I wanted to do a book on India sometime between now and the end of my life, before I die, so this seemed like as good a time as any. There are a lot of things in life that we want to do and there are other places I want to travel to and experience apart from India. I don’t know when I’ll be back in India, so I thought this a good time to reflect on my 35 years of work in India, and let’s see what I could do with that material. I was at the point where I thought I had enough for a book.

That’s an interesting line, that you felt that you had enough for a book. What does it take for you to reach that point?

I think you have to put your work on the table. Put a hundred pictures down and see how they work together, see what kind of shape it makes, see that there’s a flow to the pictures, and see if it says what you feel and want to say about a particular place. I think that’s when you can look at the work and say, “This pretty much tells the story I want to tell.”

Not to ask you to oversimplify it, but what is the story you want to tell, not just about India, but also about your relationship to the country, photographing the country?

I think it’s a personal journey, a diary. It’s a look back at places and situations and people that touched me in a profound way.  Being a book of pictures – I think that pretty much sums it up. That’s the essence of the thing. Every photography book is about a photographer taking on a project and wanting to say something with those pictures and it’s not so terribly complicated.

Were there any particular people or places that stuck with you? Or images that have interesting stories behind it?

The cover is one of my favorite pictures from India. It is these women trying to protect themselves from this swirling dust storm in the desert and it’s so poetic how they’re huddled together. They’re all trying to protect themselves from this wind and driving sand, it’s always been one of my favorites.

Are there any others from this book that stuck with you?

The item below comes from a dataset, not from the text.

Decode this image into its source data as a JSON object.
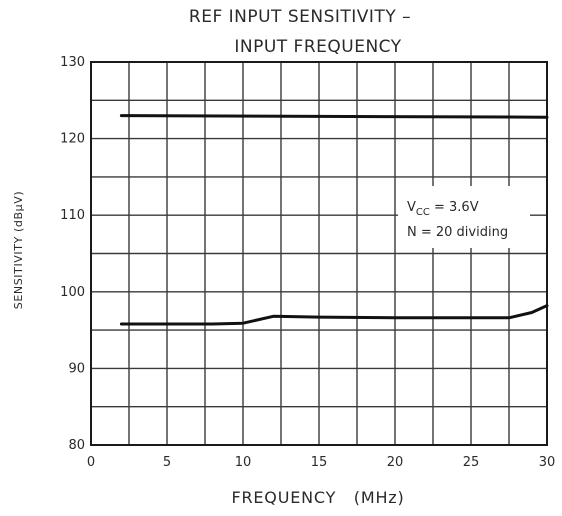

The man with the orange beard, he’s a very kind of elegant, dignified old man with this kind of really bright, orange beard. He was a magician, so there’s an element of the showman in this fellow. And he has this really kind of strong face, which I think tells an amazing story about his life and who he was and how he presented himself.

Another is the mother and child at the car window. They’re out in the traffic in the heat, the rain, the exhaust, the pollution, the heavy traffic, it’s a bit dangerous, and they’re out there looking for some money. And then I’m in this sort of air-conditioned car on my way to my hotel. It was an interesting juxtaposition between my world and theirs, the poverty of having to go out and beg on the street in the rain, in the middle of traffic..

There seems to be a theme of highlighting women’s stories, the way women all around the world have to work to raise their children, or take care of their families, or just survive. Do you see this theme? If not, are there other themes you do see?

Over a 40-year career, you end up with a large collection of children playing, women working, men doing this, men doing that, so if you have 800 pictures of women working, that becomes a significant body of work. Did I plan that when I stepped out the door on my first day as a photographer? Probably not. Could I do a book tomorrow on women working? Absolutely.

Is there a certain way you prefer to photograph people, to disarm them or earn their trust?

It depends on the situation. You may approach somebody sleeping on a park bench slightly differently than if you saw somebody walking down the street and you wanted to photograph them.

Is there a kind of scenario you find easiest or most challenging in an interesting way?

I don’t think there’s any secret or any particular skill, I think it’s just putting one foot in front of the other, and then moving your mouth to say, “Can I take your picture?” and try and do it so you don’t freak someone out. Unfortunately, it’s that simple. I think people generally can’t muster the energy or the courage to do that, that’s all it really takes.